Once the world heard of the attack we all stood together, Celebrities, Politicians, Muslims, Christians, Old and Young alike, all marching under the banner of ‘Je Suis Charlie’
and advocating that publications right to print what ever it wanted, and now, not even two weeks later we have people like Russell Brand saying.
“It’s good that page 3 has been dropped it was demeaning and daft. There’s a sentence I never thought I’d write.”
In France too, I saw a report of a sixteen year old lad getting arrested for posting a picture satirising another Charlie Hedbo cartoon, although the picture was in very poor taste, where was that lads right to print whatever he liked?
I think there are two ways to look at all this, one way is to just get all cynical and say, ‘Oh yeah, well, your only free to do as your told.’ I think this is a cop-out and is counter productive if anything.
Personally I think that freedom of speech is great, but that freedom must go hand in hand with responsibility, Nick Clegg said the other day,
“at the end of the day in a free society people have to be free to offend each other. You cannot have freedom unless people are free to offend each other. We have no right not to be offended.”
And while that is true, we have a responsibility to minimise that offence, it’s not good enough to say ‘this offends me stop doing it’, and its also not good enough to say ‘I’m free to say what I like, it’s your problem if it offends you!’. It’s everybody’s responsibility to find a middle ground, if you find something offensive, don’t look at it, if you are creating something offensive, you need to ask yourself why you’re doing it. And you have to be aware that some people won’t like it! Anyone with even a modicum of knowledge about modern Islam knows that by printing pictures of the Prophet Mohammed you are going to cause deep offence.

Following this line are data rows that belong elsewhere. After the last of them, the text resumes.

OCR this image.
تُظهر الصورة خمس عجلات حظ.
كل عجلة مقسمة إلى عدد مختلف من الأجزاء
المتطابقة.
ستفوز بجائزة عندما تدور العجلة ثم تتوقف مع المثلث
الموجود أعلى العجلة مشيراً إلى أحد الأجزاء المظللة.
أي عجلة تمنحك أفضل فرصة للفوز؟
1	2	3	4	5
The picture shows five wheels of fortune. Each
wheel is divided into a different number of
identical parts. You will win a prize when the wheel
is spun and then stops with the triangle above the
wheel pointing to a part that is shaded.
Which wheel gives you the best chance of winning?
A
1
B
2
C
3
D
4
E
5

I really hope that this goes without saying, but here we go anyway, THAT DOES NOT ADVOCATE THE KIND OF VIOLENCE THAT WE SAW THIS MONTH AT CHARLIE HEDBO! What we saw in France was a backlash so extreme that no one could have predicted it, but that being said, they had to expect a reaction.

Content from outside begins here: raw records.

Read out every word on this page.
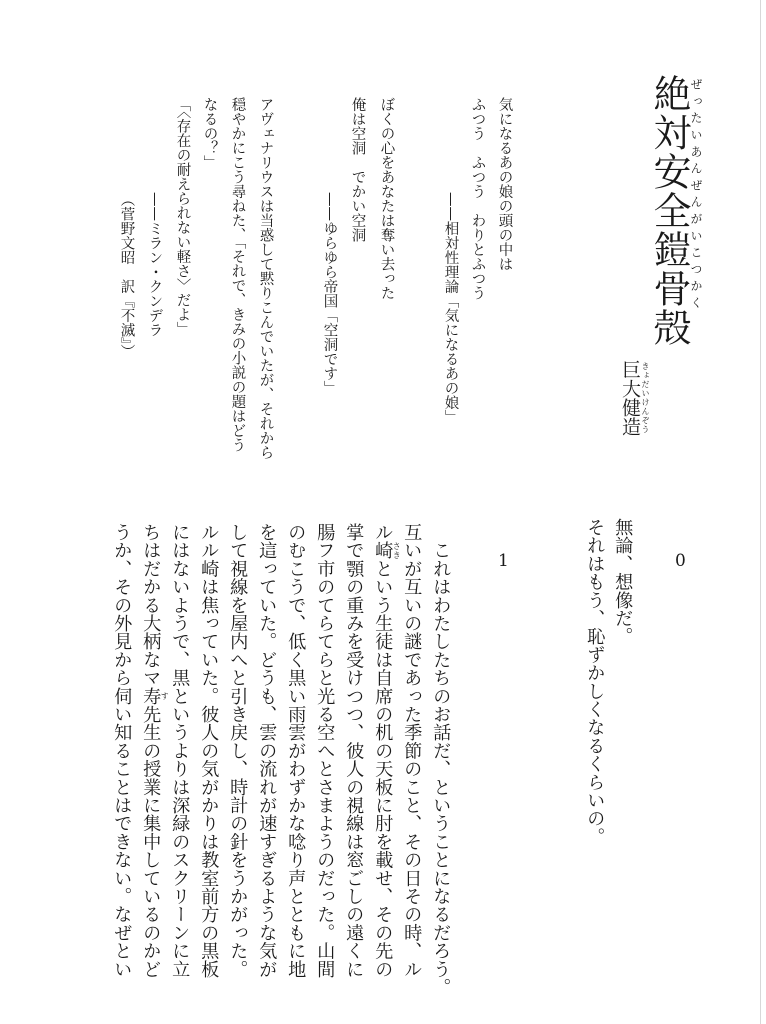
絶対安全鎧骨殻
ぜったいあんぜんがいこつかく
巨大健造 きょだいけんぞう
気になるあの娘の頭の中は
ふつう　ふつう　わりとふつう
——相対性理論「気になるあの娘」
ぼくの心をあなたは奪い去った
俺は空洞　でかい空洞
——ゆらゆら帝国「空洞です」
アヴェナリウスは当惑して黙りこんでいたが、それから
穏やかにこう尋ねた、「それで、きみの小説の題はどう
なるの？」
「〈存在の耐えられない軽さ〉だよ」
——ミラン・クンデラ
（菅野文昭　訳『不滅』）
0
無論、想像だ。
それはもう、恥ずかしくなるくらいの。
1
　これはわたしたちのお話だ、ということになるだろう。
互いが互いの謎であった季節のこと、その日その時、ル
ル崎 さきという生徒は自席の机の天板に肘を載せ、その先の
掌で顎の重みを受けつつ、彼人の視線は窓ごしの遠くに
腸フ市のてらてらと光る空へとさまようのだった。山間
のむこうで、低く黒い雨雲がわずかな唸り声とともに地
を這っていた。どうも、雲の流れが速すぎるような気が
して視線を屋内へと引き戻し、時計の針をうかがった。
ルル崎は焦っていた。彼人の気がかりは教室前方の黒板
にはないようで、黒というよりは深緑のスクリーンに立
ちはだかる大柄なマ寿 す先生の授業に集中しているのかど
うか、その外見から伺い知ることはできない。なぜとい
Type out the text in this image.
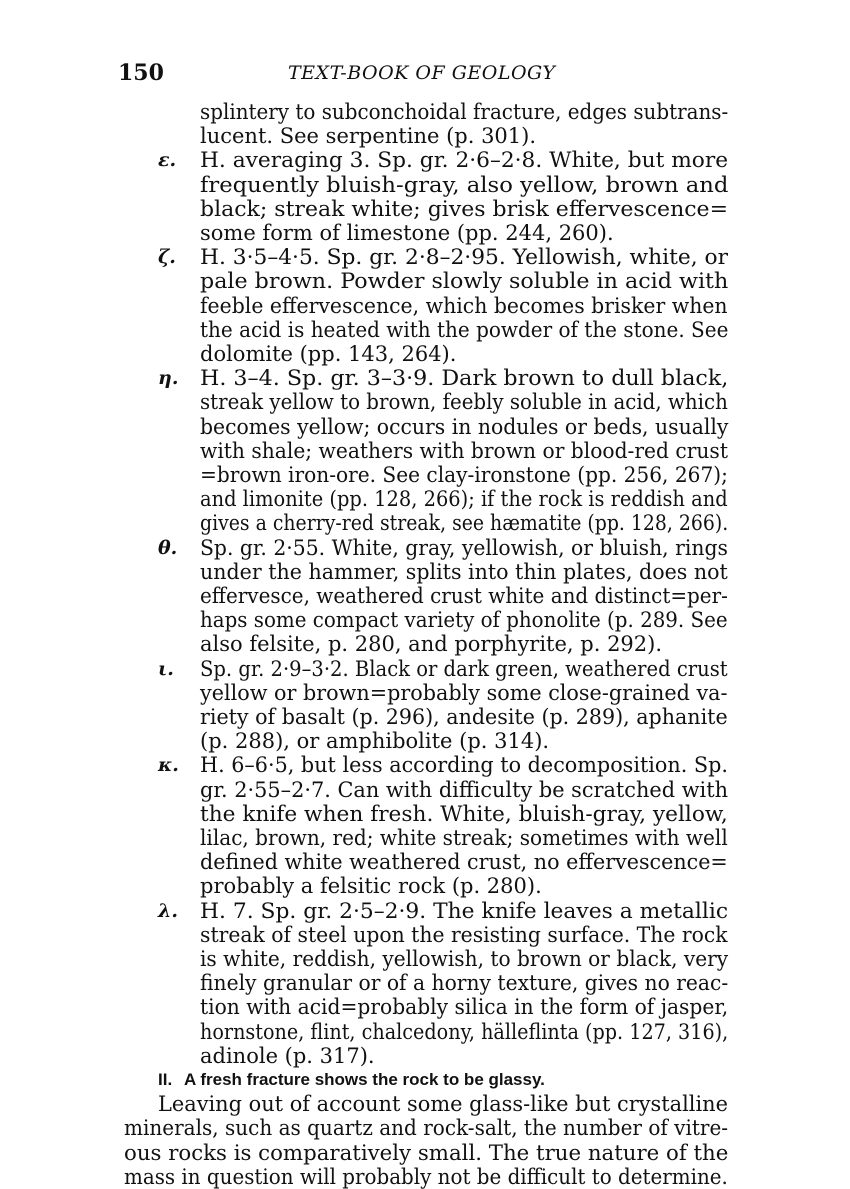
150	TEXT-BOOK OF GEOLOGY
splintery to subconchoidal fracture, edges subtrans-
lucent. See serpentine (p. 301).
ε. H. averaging 3. Sp. gr. 2·6–2·8. White, but more
frequently bluish-gray, also yellow, brown and
black; streak white; gives brisk effervescence=
some form of limestone (pp. 244, 260).
ζ. H. 3·5–4·5. Sp. gr. 2·8–2·95. Yellowish, white, or
pale brown. Powder slowly soluble in acid with
feeble effervescence, which becomes brisker when
the acid is heated with the powder of the stone. See
dolomite (pp. 143, 264).
η. H. 3–4. Sp. gr. 3–3·9. Dark brown to dull black,
streak yellow to brown, feebly soluble in acid, which
becomes yellow; occurs in nodules or beds, usually
with shale; weathers with brown or blood-red crust
=brown iron-ore. See clay-ironstone (pp. 256, 267);
and limonite (pp. 128, 266); if the rock is reddish and
gives a cherry-red streak, see hæmatite (pp. 128, 266).
θ. Sp. gr. 2·55. White, gray, yellowish, or bluish, rings
under the hammer, splits into thin plates, does not
effervesce, weathered crust white and distinct=per-
haps some compact variety of phonolite (p. 289. See
also felsite, p. 280, and porphyrite, p. 292).
ι. Sp. gr. 2·9–3·2. Black or dark green, weathered crust
yellow or brown=probably some close-grained va-
riety of basalt (p. 296), andesite (p. 289), aphanite
(p. 288), or amphibolite (p. 314).
κ. H. 6–6·5, but less according to decomposition. Sp.
gr. 2·55–2·7. Can with difficulty be scratched with
the knife when fresh. White, bluish-gray, yellow,
lilac, brown, red; white streak; sometimes with well
defined white weathered crust, no effervescence=
probably a felsitic rock (p. 280).
λ. H. 7. Sp. gr. 2·5–2·9. The knife leaves a metallic
streak of steel upon the resisting surface. The rock
is white, reddish, yellowish, to brown or black, very
finely granular or of a horny texture, gives no reac-
tion with acid=probably silica in the form of jasper,
hornstone, flint, chalcedony, hälleflinta (pp. 127, 316),
adinole (p. 317).
II. A fresh fracture shows the rock to be glassy.
Leaving out of account some glass-like but crystalline
minerals, such as quartz and rock-salt, the number of vitre-
ous rocks is comparatively small. The true nature of the
mass in question will probably not be difficult to determine.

If I can draw another parallel, people who read this blog will know that I censor my more colourful language, if I use the word c**t, I will asterisk the f**king s**t out of that c**t, that’s because although I am free to swear my filthy mouth out, I know that people may be offended by it, so I have taken responsibility to minimise that offence by way of self censorship.

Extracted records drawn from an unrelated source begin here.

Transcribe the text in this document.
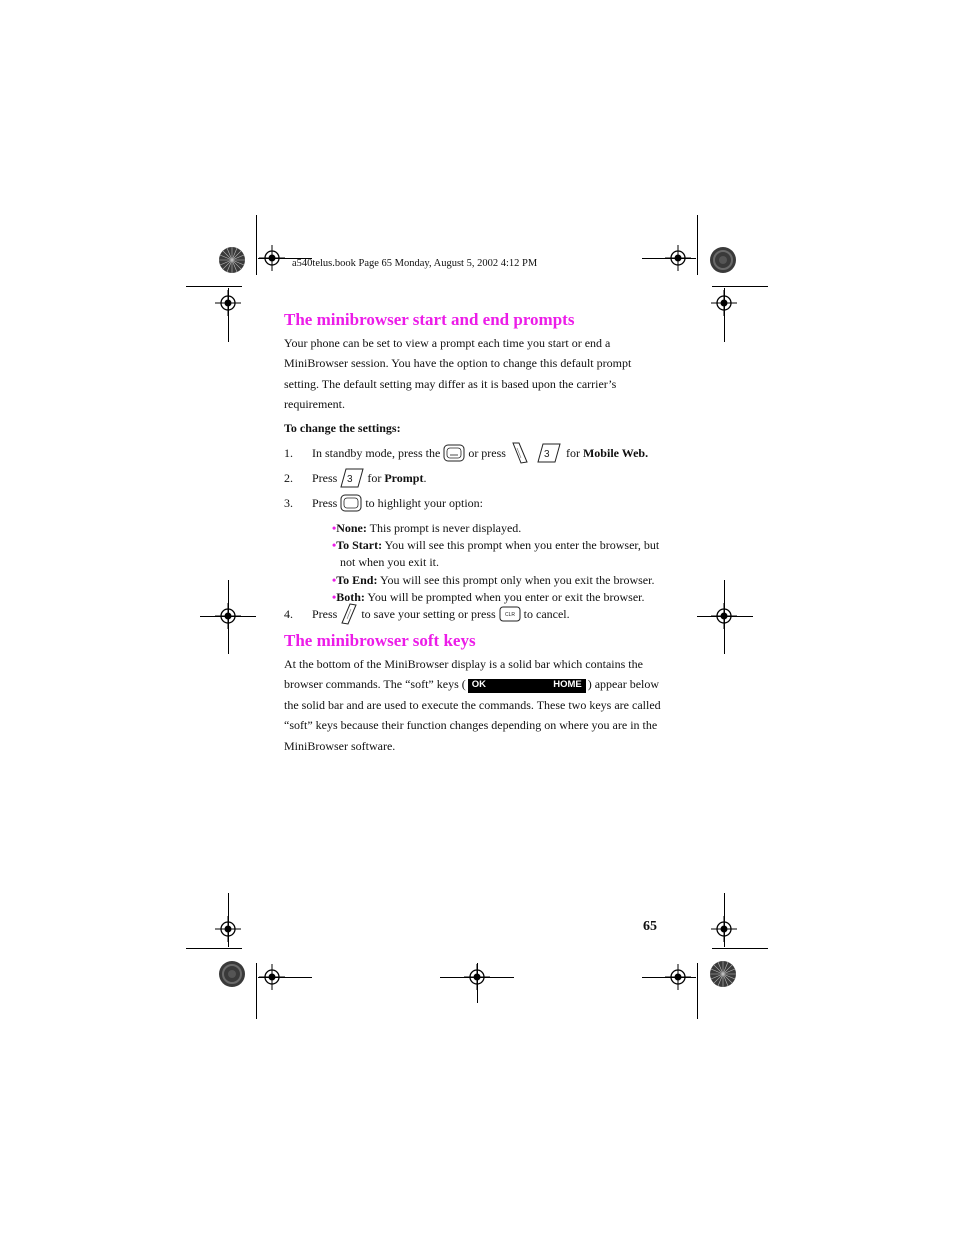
a540telus.book Page 65 Monday, August 5, 2002 4:12 PM
The minibrowser start and end prompts
Your phone can be set to view a prompt each time you start or end a
MiniBrowser session. You have the option to change this default prompt
setting. The default setting may differ as it is based upon the carrier’s
requirement.
To change the settings:
1.	In standby mode, press the or press	3 for
Mobile Web.
2.	Press 3 for
Prompt .
3.	Press to highlight your option:
•None: This prompt is never displayed.
•To Start: You will see this prompt when you enter the browser, but
not when you exit it.
•To End: You will see this prompt only when you exit the browser.
•Both: You will be prompted when you enter or exit the browser.
4.	Press to save your setting or press CLR to cancel.
The minibrowser soft keys
At the bottom of the MiniBrowser display is a solid bar which contains the
browser commands. The “soft” keys ( OK	HOME ) appear below
the solid bar and are used to execute the commands. These two keys are called
“soft” keys because their function changes depending on where you are in the
MiniBrowser software.
65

So to bring this all back to my original point of page three, The Sun (as I said before) have moved their page three online, but that hasn’t stopped the activists from trying to get it banned all together. But maybe instead of pushing harder for the eradication of page three, maybe they should just be celebrating. They have achieved their goal! By page three moving online, only people who want to look at it can/will, The Sun has self-censored itself. Just like I do with my swearing. You can read my blog, and if you don’t know what c**t stands for, you haven’t seen an offensive word, if you do know what it stands for but it offends you, you can pretend I’m saying cost or something, and if you do know what it stands for, and you’re not offended, then you know I’m really saying Jeremy Clarkson.
Obviously this is far too complex an issue to be sorted out by little old me, but I just think that it’s a little soon to be celebrating the demise of Page 3, especially given the current contextual backdrop of the Charlie Hedbo shooting, and that we all need to have a really good think about what freedom of speech really means and how we can work together to minimise its ramifications.